San Miguel's rush to acquire established top tier utilities and infrastructure mirrors what First Pacific has been strategically doing in this country for over 15 years. Even if SMC is cash rich, it will still need funding for the projects it is getting into. The sheer size of the mega projects already taxes local banks' single borrower's limits and crowds out medium scale borrowers. Our banking industry just does not have the meat and the stamina for long term mega-projects like 30 year build-operate-transfer 300km long expressways.

What San Miguel Corporation has done is shine a spotlight on the weakness of financing long term infrastructure projects in the country. SMC is depending on its reputation to sell shares of stock with a promised return. The limited size of national savings in the banking industry made it difficult for the Lopez family to continue to invest in several facets of nation building.

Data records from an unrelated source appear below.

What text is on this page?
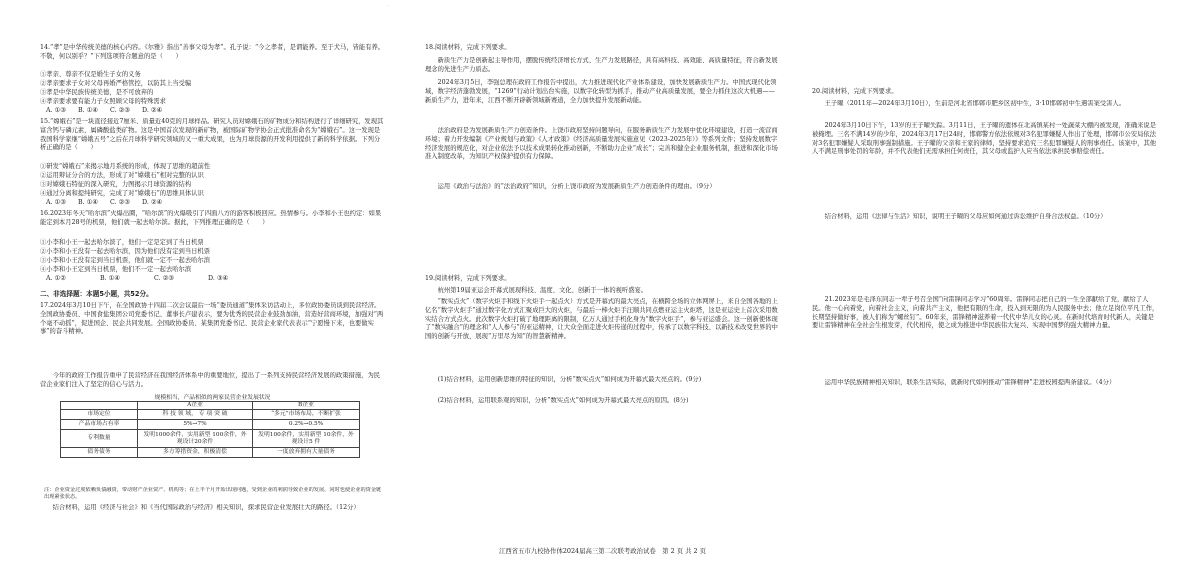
·
14.“孝”是中华传统美德的核心内容。《尔雅》指出“善事父母为孝”。孔子说：“今之孝者，是谓能养。至于犬马，皆能有养。不敬，何以别乎？”下列选项符合题意的是（　　）
①孝亲、尊亲不仅是婚生子女的义务
②孝亲要求子女对父母再婚严格管控，以防其上当受骗
③孝是中华民族传统美德，是不可放弃的
④孝亲要求要有能力子女照顾父母的特殊需求
A. ①③ B. ①④ C. ②③ D. ②④
15.“嫦娥石”是一块直径接近7厘米、质量近40克的月球样品。研究人员对嫦娥石的矿物成分和结构进行了详细研究，发现其富含钙与磷元素，属磷酸盐类矿物。这是中国首次发现的新矿物，被国际矿物学协会正式批准命名为“嫦娥石”。这一发现是我国科学家继“嫦娥五号”之后在月球科学研究领域的又一重大成果，也为月球资源的开发利用提供了新的科学依据。下列分析正确的是（　　）
①研发“嫦娥石”来揭示地月系统的形成，体现了思维的超前性
②运用辩证分合的方法，形成了对“嫦娥石”相对完整的认识
③对嫦娥石特征的深入研究，力图揭示月球资源的结构
④通过分离和提纯研究，完成了对“嫦娥石”的思维具体认识
A. ①③ B. ①④ C. ②③ D. ②④
16.2023年冬天“哈尔滨”火爆出圈，“哈尔滨”的火爆吸引了四面八方的游客积极回应。热情参与。小李和小王也约定：如果能定到本月28号的机票，他们就一起去哈尔滨。据此，下列推理正确的是（　　）
①小李和小王一起去哈尔滨了，他们一定是定到了当日机票
②小李和小王没有一起去哈尔滨，因为他们没有定到当日机票
③小李和小王没有定到当日机票，他们就一定不一起去哈尔滨
④小李和小王定到当日机票，他们不一定一起去哈尔滨
A. ①②	B. ①④	C. ②③	D. ③④
二、非选择题：本题5小题，共52分。
17.2024年3月10日下午，在全国政协十四届二次会议最后一场“委员通道”集体采访活动上，多位政协委员谈到民营经济。全国政协委员、中国食盐集团公司党委书记、董事长卢建表示，要为优秀的民营企业鼓劲加油，营造好营商环境，加强对“两个毫不动摇”，促进国企、民企共同发展。全国政协委员、某集团党委书记、民营企业家代表表示“宁愿慢下来，也要做实事”的奋斗精神。
今年的政府工作报告重申了民营经济在我国经济体系中的重要地位，提出了一系列支持民营经济发展的政策措施，为民营企业家们注入了坚定的信心与活力。
规模相当，产品相似的两家民营企业发展状况
	A企业	B企业
市场定位	科 技 领 域， 专 项 突 破	“多元”市场布局，不断扩张
产品市场占有率	5%→7%	0.2%→0.5%
专利数量	发明1000余件，实用新型 100余件，外观设计20余件	发明100余件，实用新型 10余件，外观设计5 件
债务债务	多方筹措资金，积极清偿	一度放弃拥有大量债务
注：企业资金过度依赖负债融资，带动财产企业资产、机构等；在上半个月开始出现问题，受到企业的利润导致企业的发展，同时也使企业的资金链出现紧张状态。
结合材料，运用《经济与社会》和《当代国际政治与经济》相关知识，探求民营企业发展壮大的路径。（12分）
18.阅读材料，完成下列要求。
新质生产力是创新起主导作用，摆脱传统经济增长方式、生产力发展路径，具有高科技、高效能、高质量特征，符合新发展理念的先进生产力质态。
2024年3月5日，李强总理在政府工作报告中提出，大力推进现代化产业体系建设，加快发展新质生产力。中国式现代化领域，数字经济蓬勃发展，“1269”行动计划出台实施，以数字化转型为抓手，推动产业高质量发展，要全力抓住这次大机遇——新质生产力，进年来，江西不断开辟新领域新赛道，全力加快提升发展新动能。
法治政府是为发展新质生产力创造条件。上饶市政府坚持问题导向，在服务新质生产力发展中优化环境建设，打造一流营商环境；着力开发编制《产业规划与政策》《人才政策》《经济高质量发展实施意见（2023-2025年）》等系列文件；坚持发展数字经济发展的规范化，对企业依法予以技术成果转化推动创新，不断助力企业“成长”；完善和健全企业服务机制，推进和深化市场准入制度改革，为知识产权保护提供有力保障。
运用《政治与法治》的“法治政府”知识，分析上饶市政府为发展新质生产力创造条件的理由。（9分）
19.阅读材料，完成下列要求。
杭州第19届亚运会开幕式展现科技、温度、文化、创新于一体的视听盛宴。
“数实点火”（数字火炬手和线下火炬手一起点火）方式是开幕式的最大亮点，在横跨全场的立体网屏上，来自全国各地的上亿名“数字火炬手”通过数字化方式汇聚成巨大的火炬，与最后一棒火炬手汪顺共同点燃亚运主火炬塔，这是亚运史上首次采用数实结合方式点火。此次数字火炬打破了地理距离的限制，亿万人通过手机化身为“数字火炬手”，参与亚运盛会。这一创新使体现了“数实融合”的理念和“人人参与”的亚运精神，让大众全面走进火炬传递的过程中，传承了以数字科技、以新技术改变世界的中国的创新与开放，展现“万里尽为知”的智慧新精神。
(1)结合材料，运用创新思维的特征的知识，分析“数实点火”如何成为开幕式最大亮点的。(9分)
(2)结合材料，运用联系观的知识，分析“数实点火”如何成为开幕式最大亮点的原因。(8分)
江西省五市九校协作体2024届高三第二次联考政治试卷　第 2 页 共 2 页
20.阅读材料，完成下列要求。
王子曜（2011年—2024年3月10日），生前是河北省邯郸市肥乡区初中生，3·10邯郸初中生遇害案受害人。
2024年3月10日下午，13岁的王子曜失踪。3月11日，王子曜的遗体在北高镇某村一处蔬菜大棚内被发现，准确来说是被掩埋。三名不满14岁的少年，2024年3月17日24时，邯郸警方依法依规对3名犯罪嫌疑人作出了处理，邯郸市公安局依法对3名犯罪嫌疑人采取刑事强制措施。王子曜的父亲和王家的律师，坚持要求追究三名犯罪嫌疑人的刑事责任。该案中，其他人不满足刑事处罚的年龄，并不代表他们无需承担任何责任，其父母或监护人应当依法承担民事赔偿责任。
结合材料，运用《法律与生活》知识，说明王子曜的父母应如何通过诉讼维护自身合法权益。（10分）
21.2023年是毛泽东同志一辈子号召全国“向雷锋同志学习”60周年。雷锋同志把自己的一生全部献给了党，献给了人民。他一心向着党，向着社会主义，向着共产主义，他把有限的生命，投入到无限的为人民服务中去；他立足岗位平凡工作，长期坚持做好事，被人们称为“螺丝钉”。60年来，雷锋精神滋养着一代代中华儿女的心灵。在新时代培育时代新人，关键是要让雷锋精神在全社会生根发芽，代代相传，使之成为推进中华民族伟大复兴、实现中国梦的强大精神力量。
运用中华民族精神相关知识，联系生活实际，就新时代如何推动“雷锋精神”走进校园提两条建议。（4分）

Today, not too many infrastructure intensive Philippine companies can match the global credit reputation and financial muscle of the First Pacific group. Nor are they as reputed like the BCDA in having strong links with generous project financiers like the JBIC [Japan Bank for International Cooperation].

Which all the more highlights the need for a change in the Constitution that limits participation/ownership of foreign companies of local infrastructure and utilities. To the Nationalists who are always against any form of foreign ownership, they should study the behavior of all these big global energy, public transport, highway and utilities conglomerates. They always take on reliable local partners and are not averse from transferring the latest technology.

MTD, the Malaysian financiers, restorers and builders of the South Luzon Tollway, partnered with PNCC. At the Skyway Stage 2, Citra Metro Manila Skyway with PNCC, introduced novel rotating beam technology and two giant girder launchers that are laying beams from North to South and South to North. The SCTEx benefitted from Japanese technology in building flyover cast-in-place spread footings for the overpasses built on marsh land.

Like any group dedicated to nation building, San Miguel Corporation, will still need to find global sources of mega project finance and world class partners for mega project know-how if they want to be taken seriously. Even as they cram from beer to highways, they should not tarry in establishing a track record to show if they are wisely utilizing the money of a skeptical investing public.